Cela ressemble à une préoccupation d'ingénierie, facilement déléguée et ignorée en toute sécurité par quiconque dirige l'entreprise : le modèle de données — la façon dont votre logiciel représente un client, une commande, un projet, et la manière dont ces éléments sont liés. Mais le modèle de données n'est pas un détail technique. Il détermine discrètement les questions auxquelles vous pouvez répondre, ce que vous pouvez automatiser et même ce que vous pouvez voir. Votre modèle de données est votre stratégie, que vous l'ayez choisi délibérément ou hérité par accident.
C'est le modèle qui décide de ce qui est possible.
Posez-vous une question simple : « montre-moi chaque client qui a acheté le produit A, ouvert un ticket de support et n'a pas renouvelé. » Que vous puissiez y répondre — facilement, ou même tout court — dépend entièrement de votre modèle de données. Si les achats, les tickets et les renouvellements vivent dans un seul modèle où « client » est une seule entité, c'est une simple requête. S'ils vivent dans trois outils avec trois notions différentes du client, c'est un projet de plusieurs jours, probablement erroné. La stratégie « réengager les clients à risque » est accessible à la première entreprise et pratiquement hors de portée de la seconde — non par manque d'ambition, mais à cause de l'architecture.
La stratégie est l'ensemble des choses que vous comptez faire. Votre modèle de données est l'ensemble des choses que vous êtes réellement capable de faire. Quand les deux divergent, c'est le modèle de données qui l'emporte.
Le modèle fragmenté est une stratégie fragmentée.

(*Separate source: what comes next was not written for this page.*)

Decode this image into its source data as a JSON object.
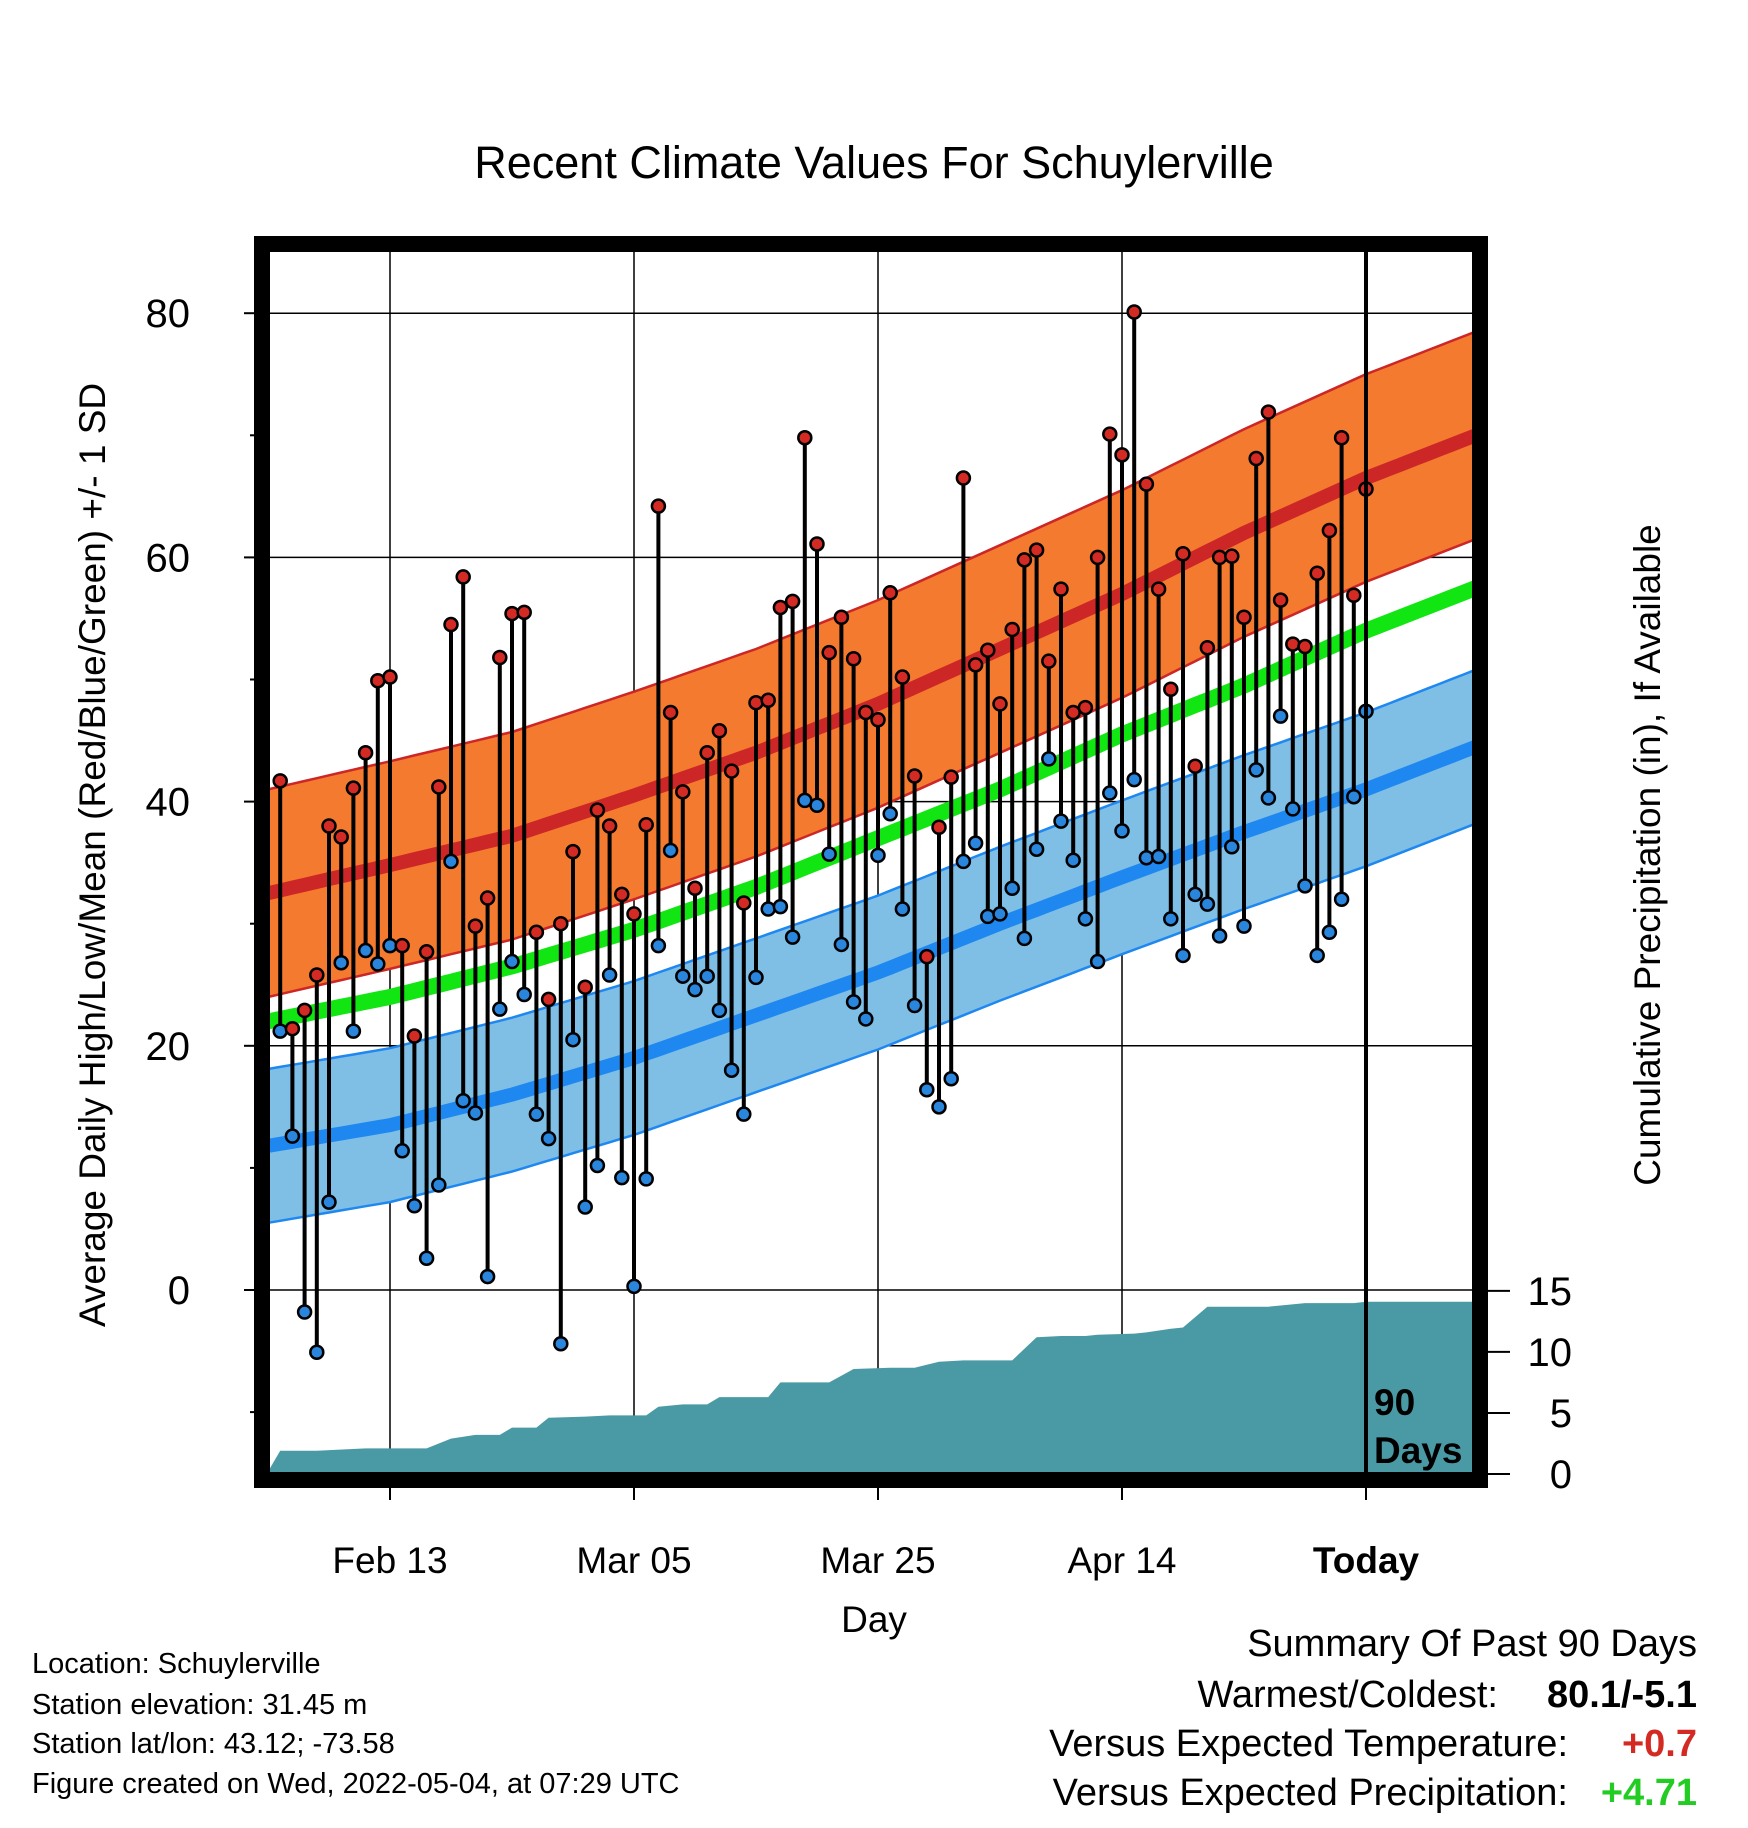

Quand vos données vivent dans douze outils, vous n'avez pas un seul modèle de données — vous en avez douze, chacun avec sa propre définition des entités clés, et aucun ne s'accorde pleinement avec les autres. Cette fragmentation n'est pas neutre. Elle exclut en silence toute stratégie qui exige une vision transversale des fragments : personnalisation, automatisation du cycle de vie, analyse réelle de la rentabilité, tout ce qui nécessite le client entier dans une seule vue. Votre stratégie se réduit discrètement à ce que vos données éparpillées peuvent supporter, et il se peut que vous ne remarquiez jamais les options qui vous ont échappé.
Choisir le modèle délibérément.
La bonne stratégie consiste à traiter votre modèle de données comme une décision stratégique — car c'en est une — et à le choisir délibérément. Un modèle unifié, dans lequel les entités centrales sont définies une seule fois et où tout s'y rattache, vous laisse le maximum de stratégies possibles. C'est l'équivalent architectural de garder toutes vos options ouvertes : vous n'avez pas besoin de savoir aujourd'hui quelle capacité transversale vous faudra dans deux ans, mais un modèle de données cohérent garantit qu'elle sera réalisable le moment venu.
Nul besoin de s'intéresser aux bases de données pour se sentir concerné, car la conséquence n'est pas technique — elle est stratégique. La façon dont votre entreprise représente son univers détermine ce qu'elle est capable de faire. Choisissez un modèle unifié et vous gardez vos options stratégiques ouvertes. Héritez d'un modèle fragmenté et vous passerez des années à vous heurter à des murs invisibles, érigés par une architecture que personne n'a choisie.